Goldfein: USAF Needs “to Return to Our Expeditionary Roots”


Chief of Staff of the Air Force Gen. David Goldfein discusses issues facing USAF at AFA's Air, Space & Cyber Conference in National Harbor, Md., on Sept. 18. Staff photo by Mike Tsukamoto.?

To go with Monday’s announcement that the Air Force must grow about 25 percent in the next 12 years, Chief of Staff Gen. David Goldfein on Tuesday announced a substantial? overhaul of the Air & Space Expeditionary Force model which has governed service deployments in evolving ways since the mid-1990s.

“Over time, we have migrated away from expeditionary forces,” Goldfein said, as the AEF evolved into an equitable method of meeting—service insiders say “crowdsourcing”—combatant commander needs for Air Force capabilities. It has focused on forces, often at the individual level, “falling in on” well-established bases with a healthy infrastructure, he said.

“We know how to … fight the base and operate under attack,” Goldfein said. But the “next fight” will require a shell game, where many small units disperse to many small and likely austere airfields, taking with them only so much support gear and people as they require.

“There will be few … established bases,” and few of the amenities USAF units have become accustomed to having when they deploy, Goldfein said. These detachments of units—Goldfein did not specify their size, though he suggested squadrons would be their building block— would “reach back” to Stateside bases for command and control and other support.

“It’s time to return to our expeditionary roots,” he declared.
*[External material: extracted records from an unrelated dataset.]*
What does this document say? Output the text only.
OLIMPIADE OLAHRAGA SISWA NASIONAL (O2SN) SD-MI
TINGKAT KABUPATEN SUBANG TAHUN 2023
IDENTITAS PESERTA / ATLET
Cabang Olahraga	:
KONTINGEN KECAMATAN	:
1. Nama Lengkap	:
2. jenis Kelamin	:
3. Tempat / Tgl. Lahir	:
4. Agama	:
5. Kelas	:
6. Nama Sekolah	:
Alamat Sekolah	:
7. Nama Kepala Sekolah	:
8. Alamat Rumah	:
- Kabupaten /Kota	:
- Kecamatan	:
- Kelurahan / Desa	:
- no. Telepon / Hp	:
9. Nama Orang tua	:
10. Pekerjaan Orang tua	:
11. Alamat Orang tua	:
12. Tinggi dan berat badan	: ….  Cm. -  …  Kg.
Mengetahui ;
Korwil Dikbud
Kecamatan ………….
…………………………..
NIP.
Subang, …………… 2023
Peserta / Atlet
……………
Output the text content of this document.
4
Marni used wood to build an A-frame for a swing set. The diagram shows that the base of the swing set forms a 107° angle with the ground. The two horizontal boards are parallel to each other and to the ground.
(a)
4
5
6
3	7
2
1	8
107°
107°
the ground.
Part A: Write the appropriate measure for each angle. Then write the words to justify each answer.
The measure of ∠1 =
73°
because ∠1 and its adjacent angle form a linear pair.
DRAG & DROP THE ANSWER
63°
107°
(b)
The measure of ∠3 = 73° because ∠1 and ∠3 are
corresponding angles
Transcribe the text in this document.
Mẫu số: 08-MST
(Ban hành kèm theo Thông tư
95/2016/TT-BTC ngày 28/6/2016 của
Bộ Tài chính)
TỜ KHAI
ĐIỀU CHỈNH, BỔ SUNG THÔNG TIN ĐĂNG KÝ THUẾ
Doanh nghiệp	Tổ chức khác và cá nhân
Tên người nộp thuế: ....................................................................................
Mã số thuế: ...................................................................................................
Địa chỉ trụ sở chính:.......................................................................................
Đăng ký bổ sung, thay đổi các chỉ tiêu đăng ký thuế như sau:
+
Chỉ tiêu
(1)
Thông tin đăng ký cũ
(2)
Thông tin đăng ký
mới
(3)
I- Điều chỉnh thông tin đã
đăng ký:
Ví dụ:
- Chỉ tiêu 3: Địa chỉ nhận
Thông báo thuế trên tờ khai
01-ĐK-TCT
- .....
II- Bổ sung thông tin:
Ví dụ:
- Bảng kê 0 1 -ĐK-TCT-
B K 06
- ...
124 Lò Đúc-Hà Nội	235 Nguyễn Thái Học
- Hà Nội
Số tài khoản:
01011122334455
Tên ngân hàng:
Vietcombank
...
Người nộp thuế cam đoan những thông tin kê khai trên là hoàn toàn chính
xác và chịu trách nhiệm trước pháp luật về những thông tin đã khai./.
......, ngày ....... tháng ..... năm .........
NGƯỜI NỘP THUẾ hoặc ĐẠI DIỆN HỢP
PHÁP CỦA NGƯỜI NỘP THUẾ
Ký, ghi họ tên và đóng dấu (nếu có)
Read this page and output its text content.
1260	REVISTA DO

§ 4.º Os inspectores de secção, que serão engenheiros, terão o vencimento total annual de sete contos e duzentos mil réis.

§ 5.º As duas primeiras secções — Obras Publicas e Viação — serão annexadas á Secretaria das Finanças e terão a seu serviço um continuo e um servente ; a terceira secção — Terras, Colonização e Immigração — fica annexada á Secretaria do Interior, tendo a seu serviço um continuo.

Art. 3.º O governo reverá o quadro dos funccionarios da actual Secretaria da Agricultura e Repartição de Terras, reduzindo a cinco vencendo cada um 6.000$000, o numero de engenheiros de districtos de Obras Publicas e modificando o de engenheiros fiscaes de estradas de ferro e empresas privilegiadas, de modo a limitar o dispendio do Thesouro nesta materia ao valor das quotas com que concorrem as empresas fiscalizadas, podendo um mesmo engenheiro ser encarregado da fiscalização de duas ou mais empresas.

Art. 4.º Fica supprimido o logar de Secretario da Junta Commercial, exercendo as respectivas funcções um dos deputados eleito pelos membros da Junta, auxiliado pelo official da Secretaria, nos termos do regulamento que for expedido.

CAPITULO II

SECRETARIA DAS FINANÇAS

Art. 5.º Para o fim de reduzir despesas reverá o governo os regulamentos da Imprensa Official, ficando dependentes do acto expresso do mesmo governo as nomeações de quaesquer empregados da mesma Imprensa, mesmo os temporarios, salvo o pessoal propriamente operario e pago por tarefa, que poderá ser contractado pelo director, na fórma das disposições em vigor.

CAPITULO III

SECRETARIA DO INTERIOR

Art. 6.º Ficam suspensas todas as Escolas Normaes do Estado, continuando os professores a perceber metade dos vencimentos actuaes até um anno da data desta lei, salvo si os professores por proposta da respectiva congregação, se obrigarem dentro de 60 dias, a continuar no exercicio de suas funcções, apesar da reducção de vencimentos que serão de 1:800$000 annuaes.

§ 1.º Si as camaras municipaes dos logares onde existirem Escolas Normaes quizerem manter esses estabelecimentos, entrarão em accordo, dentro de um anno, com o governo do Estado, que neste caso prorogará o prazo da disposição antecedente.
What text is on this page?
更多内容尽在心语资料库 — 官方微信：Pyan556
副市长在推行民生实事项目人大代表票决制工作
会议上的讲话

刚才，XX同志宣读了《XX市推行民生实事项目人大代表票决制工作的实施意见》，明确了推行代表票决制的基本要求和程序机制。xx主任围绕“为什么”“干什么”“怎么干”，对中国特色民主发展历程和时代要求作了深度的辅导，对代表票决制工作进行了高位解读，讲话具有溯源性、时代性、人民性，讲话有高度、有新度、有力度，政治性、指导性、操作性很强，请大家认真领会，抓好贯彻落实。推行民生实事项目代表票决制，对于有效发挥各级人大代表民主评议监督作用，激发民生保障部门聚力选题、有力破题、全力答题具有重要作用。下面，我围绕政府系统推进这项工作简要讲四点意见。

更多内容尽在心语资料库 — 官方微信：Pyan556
The new units will have “flexibility and scalability” to address whatever demands the regional commander makes, Goldfein said. This new “mindset” will in turn drive everything from the kinds of equipment USAF buys to the nature of its exercises, how inspections are conducted, and other aspects of readiness. Units will deploy together, rather than deploy as aggregations of individuals rounded up from all over the Air Force, he said.

The Air Force will be “adapted and updated” from the old AEF, and this change will be “led by our MAJCOM commanders,” according to Goldfein. But squadrons “must be ready to operate independently.” There will also be “expeditionary groups and wings” to go with the new paradigm, and one of their key responsibilities will be base defense in “multiple layers.” They must be “the best in the world at defense” and Goldfein declared this to be “the year of the defender.” These units in turn must be practiced and linking with other joint forces in an expeditionary setting, he said.

Goldfein said not to fear the restructure, for while it represents a “seminal shift” in how USAF postures itself, “we’ve done this before.” It is part of USAF’s culture to “think outside the box—and maybe throw the box away.”

He concluded, “The fight is coming, and we have from this moment to get ready.”